Angelo Floramo
È la notte del Venerdì Santo del 1420. Lodovico di Teck, ultimo Patriarca in temporalibus, prepara la messa che officerà il giorno dopo davanti ai suoi fedeli, l’ultima del Patriarcato di Aquileia. Aggirandosi nello spazio della cripta della basilica, nelle radici stesse della terra millenaria che sta per cadere in mano veneziana, il patriarca ci lascia intuire che ci troviamo in realtà sul bordo delle cose, sul confine estremo dove si intrecciano a gomitolo tanti confini: quello tra il giorno e la notte; quello tra lo Stato patriarcale e la Repubblica di Venezia; quello tra un ‘prima’ glorioso, ricco di stupori e di meraviglie e un ‘dopo’, avvolto nell’incertezza e nel senso della fine. Un testo fortemente filologico e filosofico che, attraverso la forma della rappresentazione scenica, si interroga sullo svelamento e l’interpretazione della storia.
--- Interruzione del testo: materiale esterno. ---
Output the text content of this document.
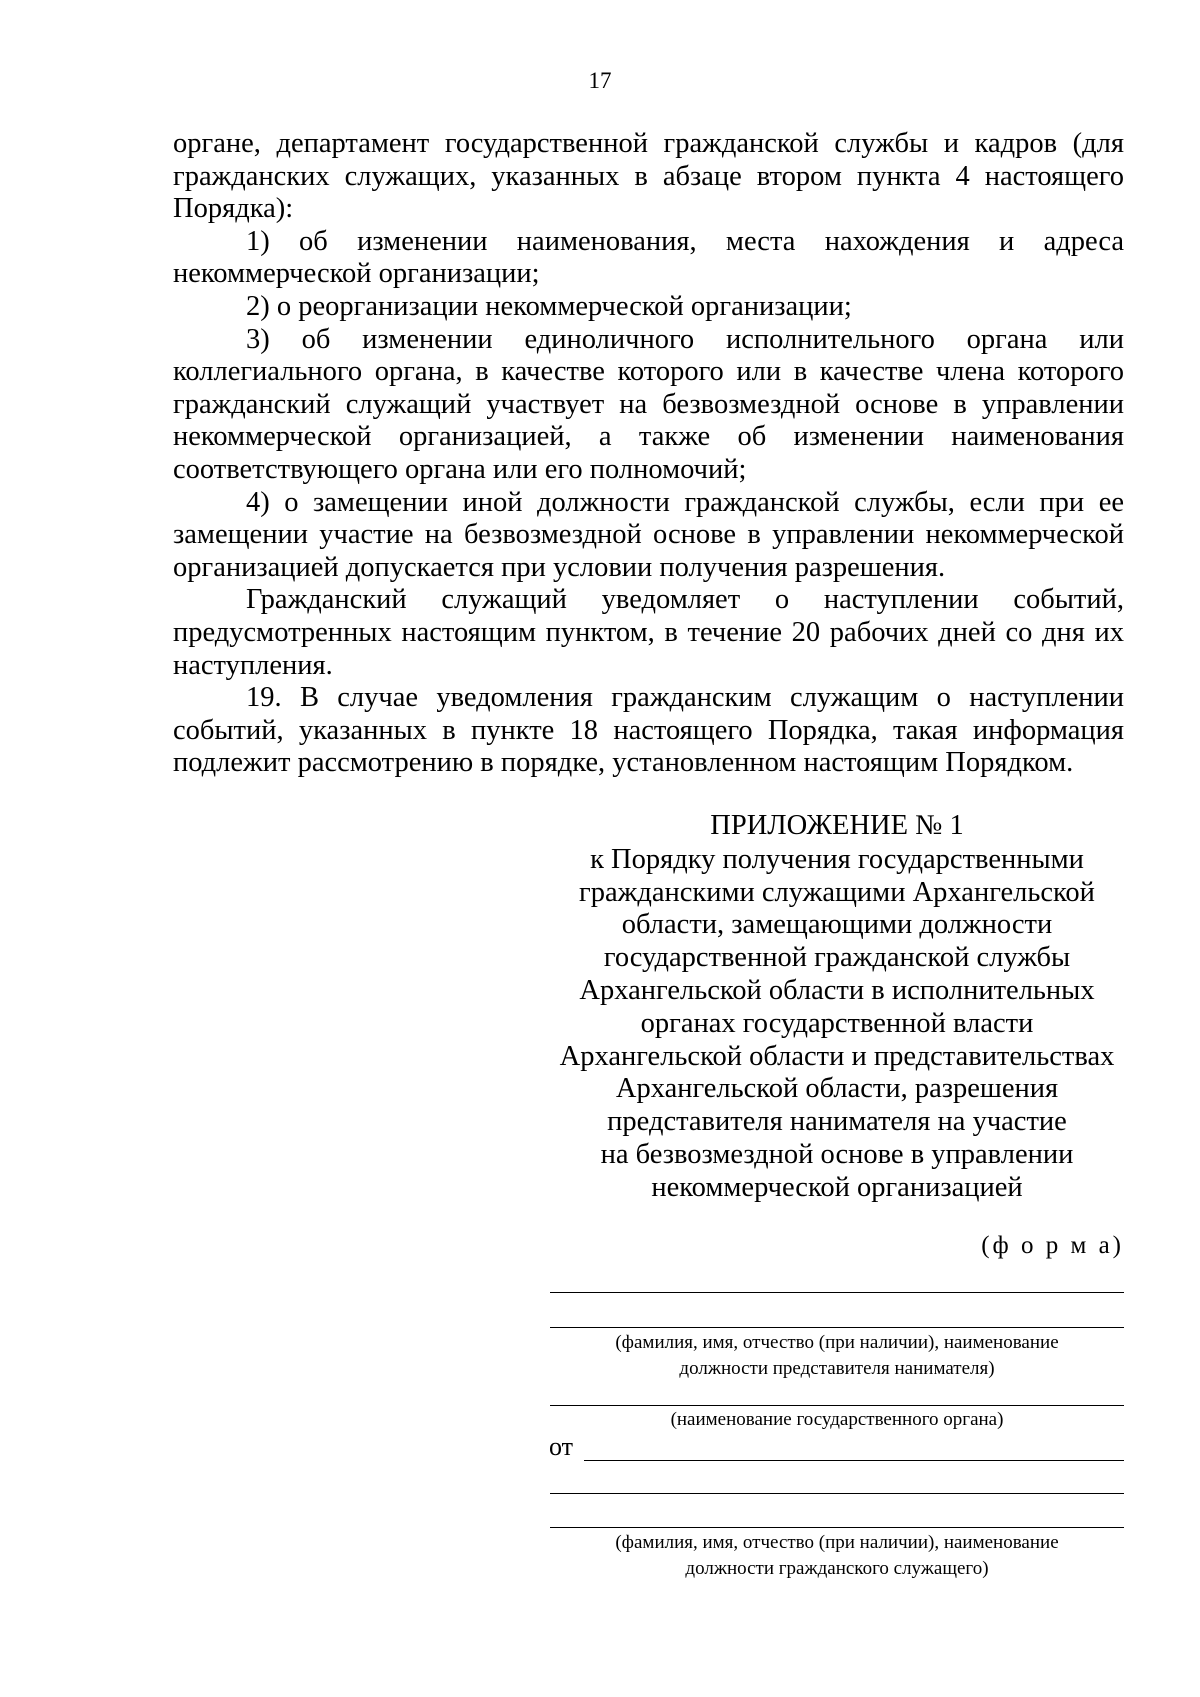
17

органе, департамент государственной гражданской службы и кадров (для гражданских служащих, указанных в абзаце втором пункта 4 настоящего Порядка):

1) об изменении наименования, места нахождения и адреса некоммерческой организации;

2) о реорганизации некоммерческой организации;

3) об изменении единоличного исполнительного органа или коллегиального органа, в качестве которого или в качестве члена которого гражданский служащий участвует на безвозмездной основе в управлении некоммерческой организацией, а также об изменении наименования соответствующего органа или его полномочий;

4) о замещении иной должности гражданской службы, если при ее замещении участие на безвозмездной основе в управлении некоммерческой организацией допускается при условии получения разрешения.

Гражданский служащий уведомляет о наступлении событий, предусмотренных настоящим пунктом, в течение 20 рабочих дней со дня их наступления.

19. В случае уведомления гражданским служащим о наступлении событий, указанных в пункте 18 настоящего Порядка, такая информация подлежит рассмотрению в порядке, установленном настоящим Порядком.

ПРИЛОЖЕНИЕ № 1
к Порядку получения государственными
гражданскими служащими Архангельской
области, замещающими должности
государственной гражданской службы
Архангельской области в исполнительных
органах государственной власти
Архангельской области и представительствах
Архангельской области, разрешения
представителя нанимателя на участие
на безвозмездной основе в управлении
некоммерческой организацией
(ф о р м а)
(фамилия, имя, отчество (при наличии), наименование
должности представителя нанимателя)
(наименование государственного органа)
от
(фамилия, имя, отчество (при наличии), наименование
должности гражданского служащего)
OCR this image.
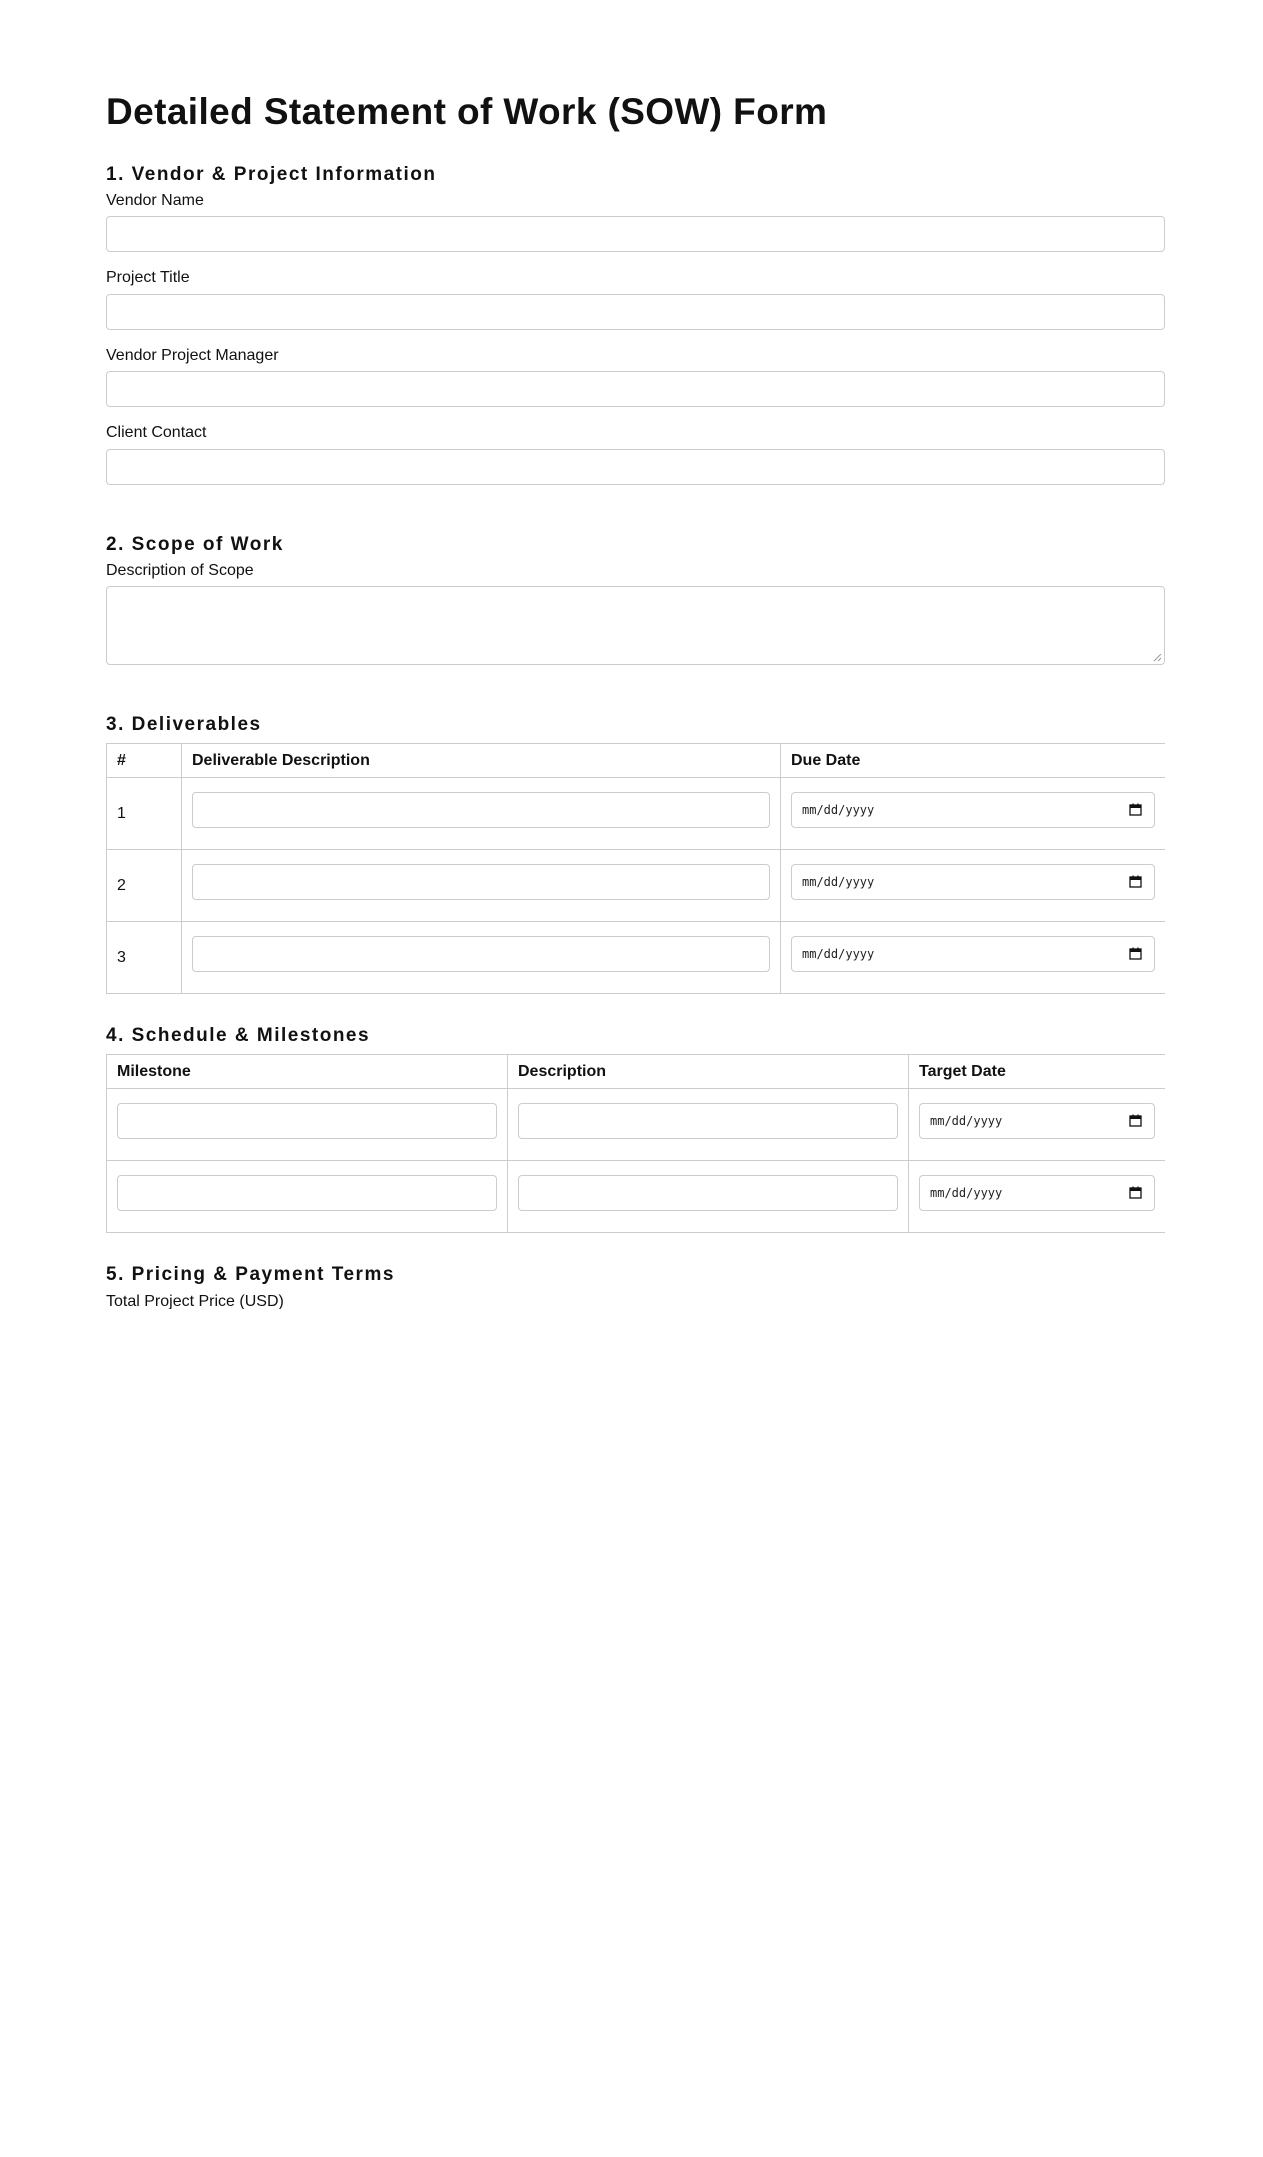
Detailed Statement of Work (SOW) Form
1. Vendor & Project Information
Vendor Name
Project Title
Vendor Project Manager
Client Contact
2. Scope of Work
Description of Scope
3. Deliverables
#	Deliverable Description	Due Date
1		mm/dd/yyyy

2		mm/dd/yyyy

3		mm/dd/yyyy
4. Schedule & Milestones
Milestone	Description	Target Date

		mm/dd/yyyy

		mm/dd/yyyy
5. Pricing & Payment Terms
Total Project Price (USD)
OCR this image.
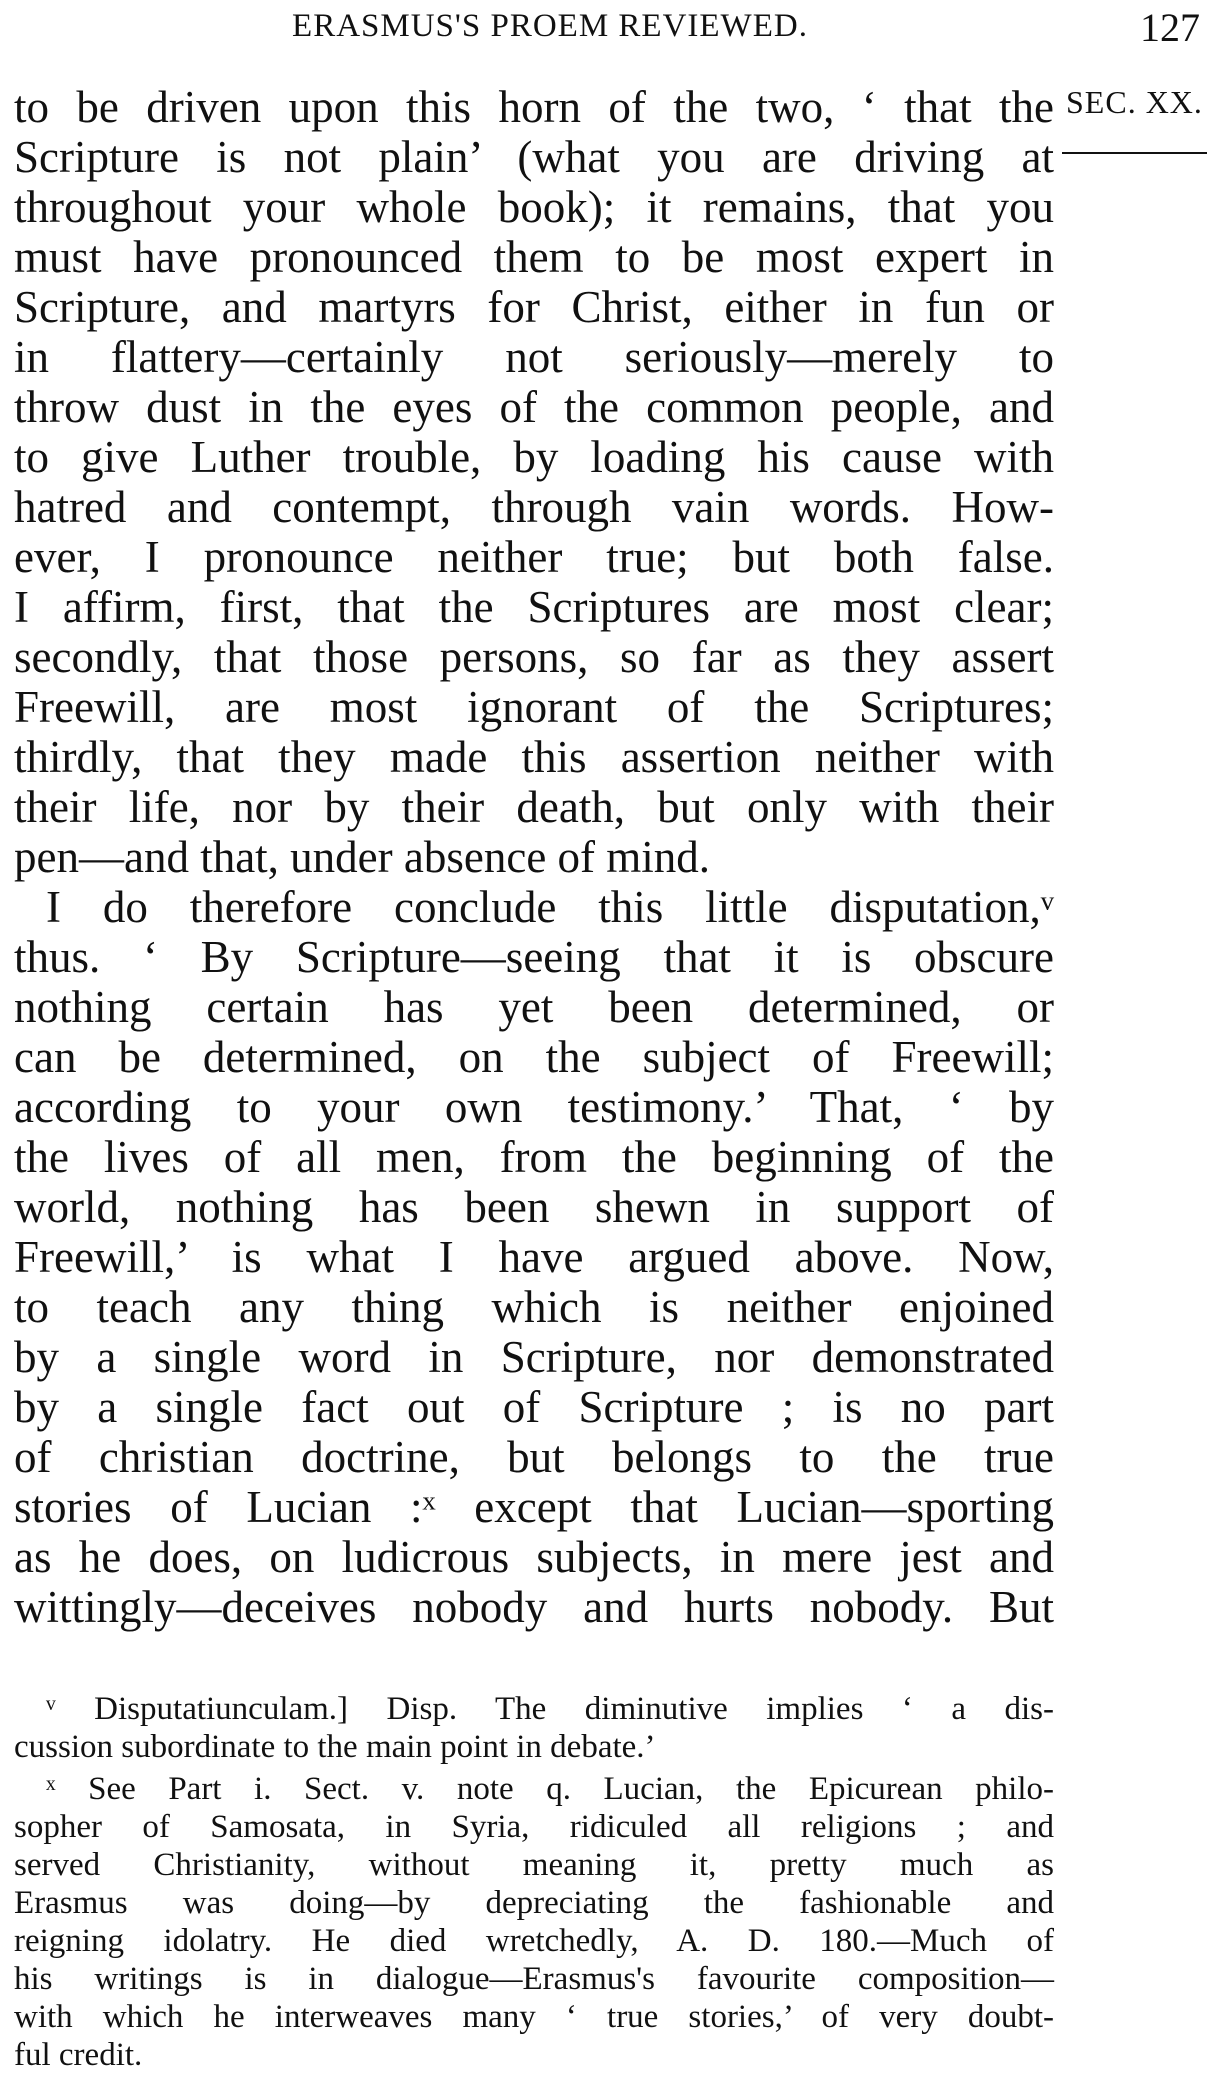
ERASMUS'S PROEM REVIEWED.	127
SEC. XX.
to be driven upon this horn of the two, ‘ that the
Scripture is not plain’ (what you are driving at
throughout your whole book); it remains, that you
must have pronounced them to be most expert in
Scripture, and martyrs for Christ, either in fun or
in flattery—certainly not seriously—merely to
throw dust in the eyes of the common people, and
to give Luther trouble, by loading his cause with
hatred and contempt, through vain words. How-
ever, I pronounce neither true; but both false.
I affirm, first, that the Scriptures are most clear;
secondly, that those persons, so far as they assert
Freewill, are most ignorant of the Scriptures;
thirdly, that they made this assertion neither with
their life, nor by their death, but only with their
pen—and that, under absence of mind.
I do therefore conclude this little disputation,ᵛ
thus. ‘ By Scripture—seeing that it is obscure
nothing certain has yet been determined, or
can be determined, on the subject of Freewill;
according to your own testimony.’ That, ‘ by
the lives of all men, from the beginning of the
world, nothing has been shewn in support of
Freewill,’ is what I have argued above. Now,
to teach any thing which is neither enjoined
by a single word in Scripture, nor demonstrated
by a single fact out of Scripture ; is no part
of christian doctrine, but belongs to the true
stories of Lucian :ˣ except that Lucian—sporting
as he does, on ludicrous subjects, in mere jest and
wittingly—deceives nobody and hurts nobody. But
ᵛ Disputatiunculam.] Disp. The diminutive implies ‘ a dis-
cussion subordinate to the main point in debate.’
ˣ See Part i. Sect. v. note q. Lucian, the Epicurean philo-
sopher of Samosata, in Syria, ridiculed all religions ; and
served Christianity, without meaning it, pretty much as
Erasmus was doing—by depreciating the fashionable and
reigning idolatry. He died wretchedly, A. D. 180.—Much of
his writings is in dialogue—Erasmus's favourite composition—
with which he interweaves many ‘ true stories,’ of very doubt-
ful credit.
è dottore in Storia con una tesi in filologia latina medievale, insegna materie letterarie all’Istituto Magrini Marchetti di Gemona e, dal 2012, collabora con la Biblioteca Guarneriana di San Daniele del Friuli in veste di consulente scientifico per la sezione antica, manoscritti e rari. Ha pubblicato numerosi saggi e articoli specialistici aventi per oggetto il Medioevo e i suoi sogni. Ha esordito nella narrativa con Balkan Cirkus (2013), cui hanno fatto seguito, per i tipi di Bottega Errante Edizioni, Guarneriana segreta (2015), L’osteria dei passi perduti (2017), La veglia di Ljuba (2018), Il fiume a bordo. Viaggio sentimentale tra il Tagliamento e l’Isonzo (2020, con Mauro Daltin e Alessandro Venier.